Andrea Jarrell drew my attention to a piece in yesterday’s Washington Post by former Howard Dean Internet wunderkind Zephyr Teachout.
Both newspapers and universities have traditionally relied on selling hard-to-come-by information. Newspapers touted advertising space next to breaking news, but now that advertisers find their customers on Craigslist and Cars.com, the main source of reporters’ pay is vanishing. Colleges also sell information, with a slightly different promise — a degree, a better job and access to brilliant minds. As with newspapers, some of these features are now available elsewhere. A student can already access videotaped lectures, full courses and openly available syllabuses online. And in five or 10 years, the curious 18- (or 54-) year-old will be able to find dozens of quality online classes, complete with take-it-yourself tests, a bulletin board populated by other “students,” and links to free academic literature. . . .

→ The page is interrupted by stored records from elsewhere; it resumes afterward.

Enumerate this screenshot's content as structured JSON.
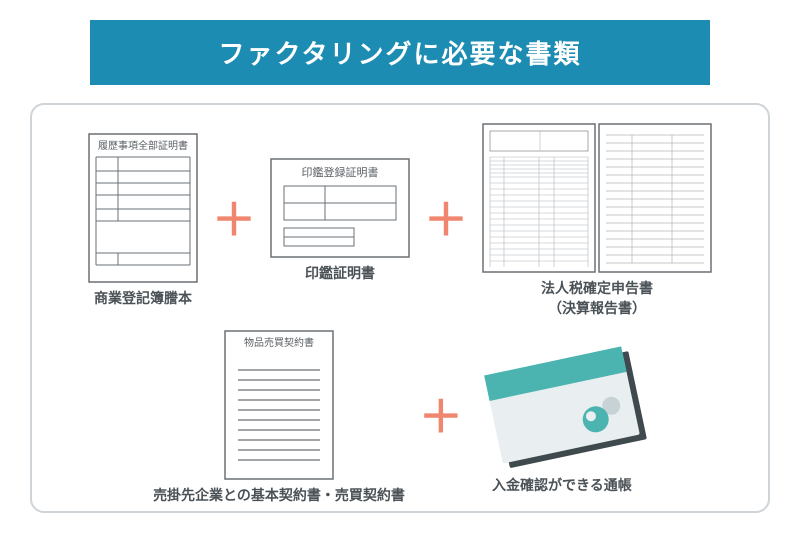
{
  "title": "ファクタリングに必要な書類",
  "documents": {
    "doc1": {
      "header": "履歴事項全部証明書",
      "caption": "商業登記簿謄本"
    },
    "doc2": {
      "header": "印鑑登録証明書",
      "caption": "印鑑証明書"
    },
    "doc3": {
      "caption_line1": "法人税確定申告書",
      "caption_line2": "（決算報告書）"
    },
    "doc4": {
      "header": "物品売買契約書",
      "caption": "売掛先企業との基本契約書・売買契約書"
    },
    "doc5": {
      "caption": "入金確認ができる通帳"
    }
  },
  "colors": {
    "accent": "#1d8cb2",
    "plus": "#f0866d",
    "teal": "#4bb4b0",
    "line": "#6b7075"
  }
}
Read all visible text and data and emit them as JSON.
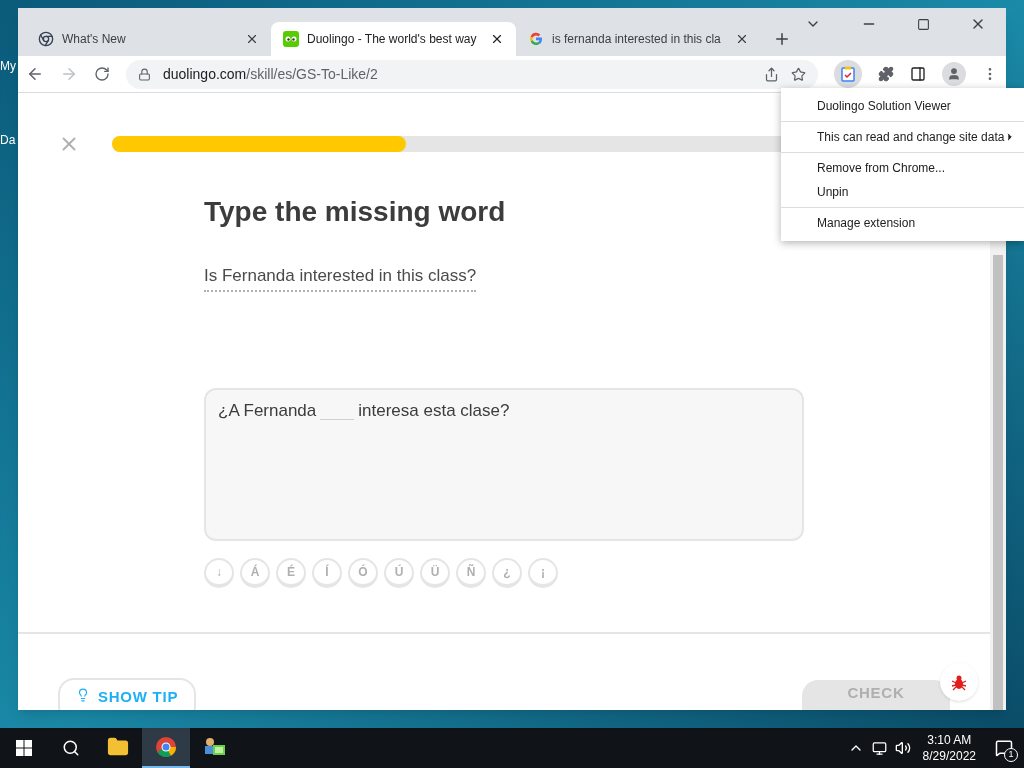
{
  "desktop_icons": [
    {
      "label": "My"
    },
    {
      "label": "Da"
    }
  ],
  "browser": {
    "tabs": [
      {
        "title": "What's New",
        "kind": "chrome",
        "selected": false
      },
      {
        "title": "Duolingo - The world's best way",
        "kind": "duo",
        "selected": true
      },
      {
        "title": "is fernanda interested in this cla",
        "kind": "google",
        "selected": false
      }
    ],
    "address": {
      "domain": "duolingo.com",
      "path": "/skill/es/GS-To-Like/2"
    }
  },
  "extension_menu": {
    "sections": [
      {
        "items": [
          {
            "label": "Duolingo Solution Viewer",
            "submenu": false
          }
        ]
      },
      {
        "items": [
          {
            "label": "This can read and change site data",
            "submenu": true
          }
        ]
      },
      {
        "items": [
          {
            "label": "Remove from Chrome...",
            "submenu": false
          },
          {
            "label": "Unpin",
            "submenu": false
          }
        ]
      },
      {
        "items": [
          {
            "label": "Manage extension",
            "submenu": false
          }
        ]
      }
    ]
  },
  "lesson": {
    "progress": {
      "level": 0.36
    },
    "title": "Type the missing word",
    "prompt": "Is Fernanda interested in this class?",
    "sentence_before": "¿A Fernanda",
    "sentence_after": "interesa esta clase?",
    "keys": [
      "↓",
      "Á",
      "É",
      "Í",
      "Ó",
      "Ú",
      "Ü",
      "Ñ",
      "¿",
      "¡"
    ],
    "tip_button": "SHOW TIP",
    "check_button": "CHECK"
  },
  "taskbar": {
    "apps": [
      {
        "kind": "explorer",
        "active": false
      },
      {
        "kind": "chrome",
        "active": true
      },
      {
        "kind": "network-app",
        "active": false
      }
    ],
    "time": "3:10 AM",
    "date": "8/29/2022",
    "notifications": "1"
  }
}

Because the current college system, like the newspaper industry, has built-in redundancies, new Internet efficiencies will lead to fewer researchers and professors. . . . [A]t noon on any given day, hundreds of university professors are teaching introductory Sociology 101. The Internet makes it harder to justify these redundancies. In the future, a handful of Soc. 101 lectures will be videotaped and taught across the United States. When this happens — be it in 10 years or 20 — we will see a structural disintegration in the academy akin to that in newspapers now. The typical 2030 faculty will likely be a collection of adjuncts alone in their apartments, using recycled syllabuses and administering multiple-choice tests from afar.
So how should we think about this? Students who would never have had access to great courses or minds are already able to find learning online that was unimaginable in the last century.

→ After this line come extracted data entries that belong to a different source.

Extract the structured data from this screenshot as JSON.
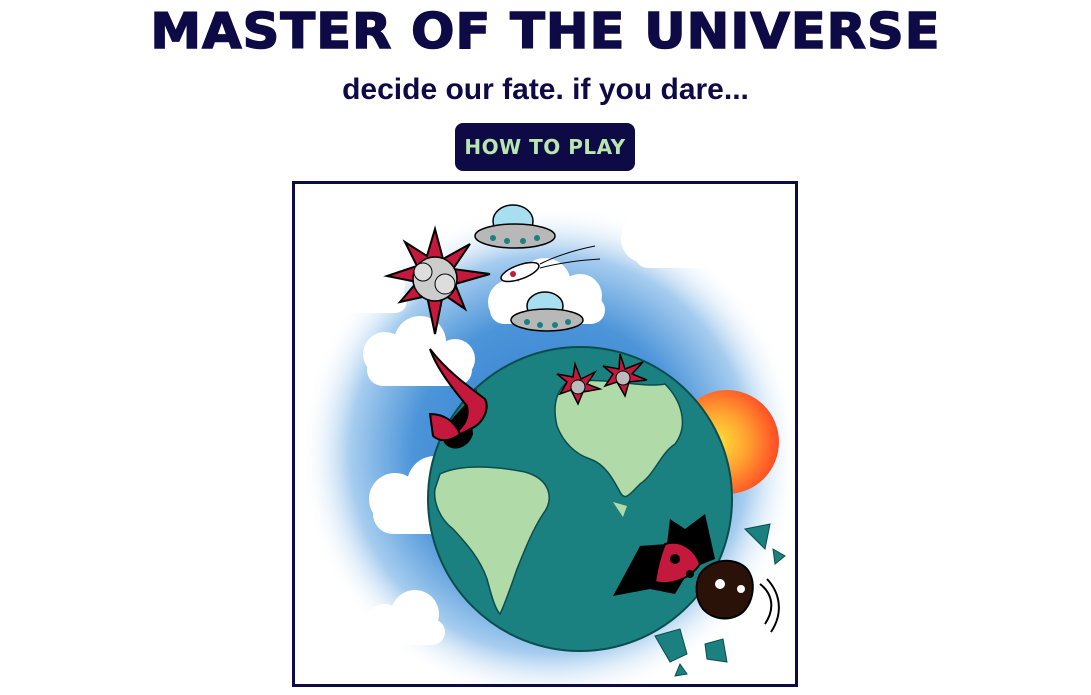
{
  "header": {
    "title": "MASTER OF THE UNIVERSE",
    "subtitle": "decide our fate. if you dare..."
  },
  "controls": {
    "how_to_play_label": "HOW TO PLAY"
  },
  "colors": {
    "navy": "#0d0a45",
    "button_text": "#b8e6b0",
    "ocean": "#1a8080",
    "land": "#b0dba8",
    "sky": "#3d87d4",
    "sun": "#ff5a2a",
    "alien_red": "#c4183c"
  }
}
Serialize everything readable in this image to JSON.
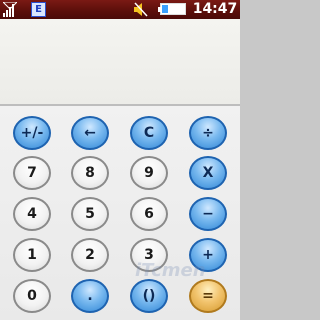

I reproduced a fair amount of the piece because I believe it is an important point to grasp fully. The institutional structures of academe are poised to undergo profound upheavals. This is due to a confluence of social forces, not the least of which is the general shift to a citizen-centric world in which people demand that institutions and organizations conform to their priorities and needs, not vice-versa.

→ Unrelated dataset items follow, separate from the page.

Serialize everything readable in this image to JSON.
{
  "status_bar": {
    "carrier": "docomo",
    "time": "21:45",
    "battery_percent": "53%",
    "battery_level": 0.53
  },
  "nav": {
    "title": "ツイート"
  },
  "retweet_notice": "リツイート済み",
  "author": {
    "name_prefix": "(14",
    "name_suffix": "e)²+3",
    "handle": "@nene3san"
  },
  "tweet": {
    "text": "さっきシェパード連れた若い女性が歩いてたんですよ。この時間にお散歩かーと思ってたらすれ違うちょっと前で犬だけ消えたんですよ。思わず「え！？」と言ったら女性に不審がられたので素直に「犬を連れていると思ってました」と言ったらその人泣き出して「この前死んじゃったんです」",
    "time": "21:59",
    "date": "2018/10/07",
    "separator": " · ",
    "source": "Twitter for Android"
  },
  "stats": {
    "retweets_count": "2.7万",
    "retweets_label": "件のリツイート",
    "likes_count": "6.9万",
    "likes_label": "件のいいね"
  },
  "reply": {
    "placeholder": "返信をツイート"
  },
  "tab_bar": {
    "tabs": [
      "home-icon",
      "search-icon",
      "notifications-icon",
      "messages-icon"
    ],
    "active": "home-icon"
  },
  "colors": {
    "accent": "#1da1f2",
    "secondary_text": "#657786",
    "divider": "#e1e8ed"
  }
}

Just as with the journalism world, we do not yet know exactly how this will play out, though we can sense the general contours. It’s possible that the education of the future will be deeply self-directed, as Teachout describes.
However, most of our prognostications are still rooted in what we believe people need or want from institutions. For instance, the above vision of college presupposes that people come to campus to seek “a degree, a better job and access to brilliant minds” from higher education. Certainly, people do seek those things.
However, like many institutions, there’s something more that people get that they sometimes do not realize they are getting. These elements often go overlooked in our talks about the future.
In the case of newspapers, it is (among other things) serendipity and an editorial eye: There are editors concerned with making sure I have the opportunity to see things I might not have seen otherwise, and overall ensuring there is consistent quality.
In the case of universities, the “more” may be a pedagogy rooted in a day-in, day-out experience. This is left out of many discussions of what higher education might “look like” as the future unfolds. Our conversations typically assume that a “student” is really a “consumer” of education.
But the pedagogy of campus does not just impart knowledge. It imparts practice, too. It forges habits of thought and attitude. It creates students. Many of the methods that higher education uses are ones that people might not seek out if they can pick and choose their program at will — just as an example, many core course requirements.
Where, then, will people seeking education find this pedagogy? Like many things that used to be taught earlier, maybe they’ll be taken to the workplace. For many people, their first encounter with someone telling them “no” is in their first job. Similarly, in a world where people create their own education, it may be that the first time people really learn how to organize their thoughts across subjects (which is the kind of thing many professional settings require) is in the workplace.
This suggests to me that the role of mentorship — or apprenticeship — will only grow in importance. Managers already know they often need to jump-start new employees. They may need to devote even more thought to first-year experiences.
But in what other ways can we convey habits that require practice over time, sometimes over the in-the-moment objections of our subjects? This has been one of the roles of some institutions in public life. With what will we replace them?